Since starting her jewelry business, Porcelain and Stone, in 2012, she’s made pieces for celebrities, big brands, and private customers. For Madeleine Korbel Albright ’59, she made a mint-colored, gold-speckled brooch based on her best-selling uni necklace—uni means sea urchin in Japanese, and sea urchins are adaptive, tough, and well-traveled—which the former secretary of state received at a Washington Wellesley Club event. Anthropologie approached Kimberly to transform her uni design into the “Copley Knob,” a shabby-chic dresser pull. She’s also made carved rings for Free People, and her work has been featured in Vogue.
Kimberly, who’s Taiwanese and Scottish, enjoys working with porcelain for its cultural significance. Durable yet delicate, porcelain was first made in China in the Tang and Yuan dynasties. “It makes me feel connected to my mother’s side,” she says. It’s been called white gold, appears translucent, and is similar in strength to sapphire. “I felt like porcelain needed to be re-elevated.”
Her minimalist, timeless necklaces, bracelets, rings, and earrings are a combination of porcelain, stones like morganite, moonstone, and quartz, 22-karat gold, and nickel-free metals. She sets diamonds into porcelain, and makes barnacle-themed earrings, rings, and necklaces that mimic the heavy metal chains found in harbors.
Kimberly started making jewelry at age 8 in rural Vermont. Her pieces are still inspired by the beauty of the surrounding mountains and memories of skipping rocks with her older sisters at a local lake. “I was always very curious and inclined to play outside, to break open rocks to find a geode,” she says.
In high school, she continued making jewelry from leather and plastic after she developed a metal allergy, and she couldn’t wear most mass-produced jewelry.
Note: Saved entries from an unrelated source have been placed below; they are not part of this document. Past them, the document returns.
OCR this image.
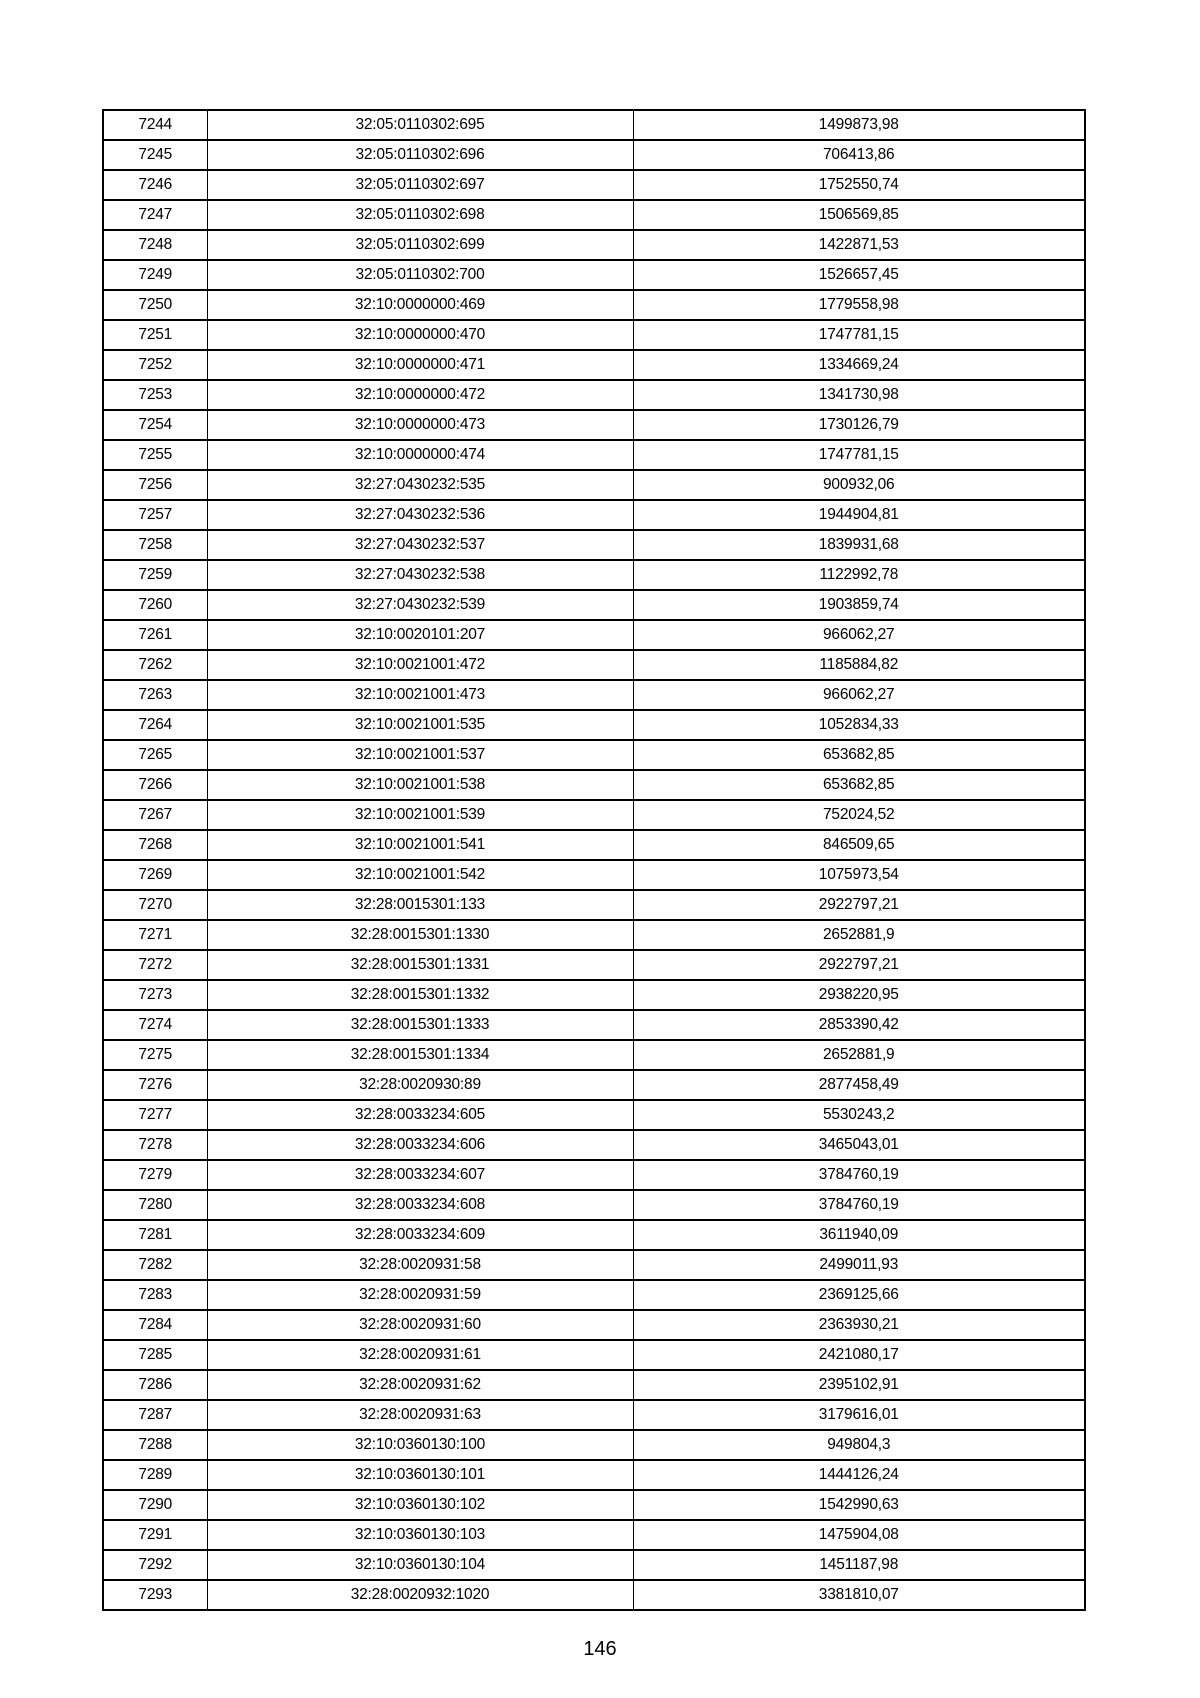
7244	32:05:0110302:695	1499873,98
7245	32:05:0110302:696	706413,86
7246	32:05:0110302:697	1752550,74
7247	32:05:0110302:698	1506569,85
7248	32:05:0110302:699	1422871,53
7249	32:05:0110302:700	1526657,45
7250	32:10:0000000:469	1779558,98
7251	32:10:0000000:470	1747781,15
7252	32:10:0000000:471	1334669,24
7253	32:10:0000000:472	1341730,98
7254	32:10:0000000:473	1730126,79
7255	32:10:0000000:474	1747781,15
7256	32:27:0430232:535	900932,06
7257	32:27:0430232:536	1944904,81
7258	32:27:0430232:537	1839931,68
7259	32:27:0430232:538	1122992,78
7260	32:27:0430232:539	1903859,74
7261	32:10:0020101:207	966062,27
7262	32:10:0021001:472	1185884,82
7263	32:10:0021001:473	966062,27
7264	32:10:0021001:535	1052834,33
7265	32:10:0021001:537	653682,85
7266	32:10:0021001:538	653682,85
7267	32:10:0021001:539	752024,52
7268	32:10:0021001:541	846509,65
7269	32:10:0021001:542	1075973,54
7270	32:28:0015301:133	2922797,21
7271	32:28:0015301:1330	2652881,9
7272	32:28:0015301:1331	2922797,21
7273	32:28:0015301:1332	2938220,95
7274	32:28:0015301:1333	2853390,42
7275	32:28:0015301:1334	2652881,9
7276	32:28:0020930:89	2877458,49
7277	32:28:0033234:605	5530243,2
7278	32:28:0033234:606	3465043,01
7279	32:28:0033234:607	3784760,19
7280	32:28:0033234:608	3784760,19
7281	32:28:0033234:609	3611940,09
7282	32:28:0020931:58	2499011,93
7283	32:28:0020931:59	2369125,66
7284	32:28:0020931:60	2363930,21
7285	32:28:0020931:61	2421080,17
7286	32:28:0020931:62	2395102,91
7287	32:28:0020931:63	3179616,01
7288	32:10:0360130:100	949804,3
7289	32:10:0360130:101	1444126,24
7290	32:10:0360130:102	1542990,63
7291	32:10:0360130:103	1475904,08
7292	32:10:0360130:104	1451187,98
7293	32:28:0020932:1020	3381810,07
146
She studied ceramics and carved limestone into animal sculptures. “I’m a person who always has to be doing something with my hands,” she says. “I think with my hands, and they bring me a lot of peace and grounding when I create.”
At Wellesley, where she studied architecture and French culture, Kimberly experimented with hemp weaving, often trading her necklaces with other students. Architecture taught her how to edit a design. After graduation, she took an architecture job and continued making jewelry at night. She worried about pursuing her jewelry-making passion as a career. “I thought it might take the magic away,” she says.
Then, in 2012, she was working at a chocolate factory, in part as research for a food tech startup she and her husband collaborated on. The work was interesting, but jewelry-making still called to her. One night, her husband urged her to pursue it full-time. She gave notice and dug in, making more pieces, putting them on Etsy, and creating her own website, porcelainandstone.com.
Kimberly has taken ceramic chemistry classes to perfect her homemade porcelain formula, and she makes her own glaze recipes to color her pieces after sculpting them. Each piece takes up to a week to complete. She gravitates toward unique custom designs and bold statement pieces. She recently made a ring out of a diamond earring for a woman whose mother had died. She also created a crescent yoke necklace from porcelain and 22-karat gold for a Wellesley alum to give her partner when proposing at California’s Half Moon Bay.
“I really like it when people pick up a piece, and they say, ‘What is this?’” Kimberly says. “I like to make people question what they thought they knew.”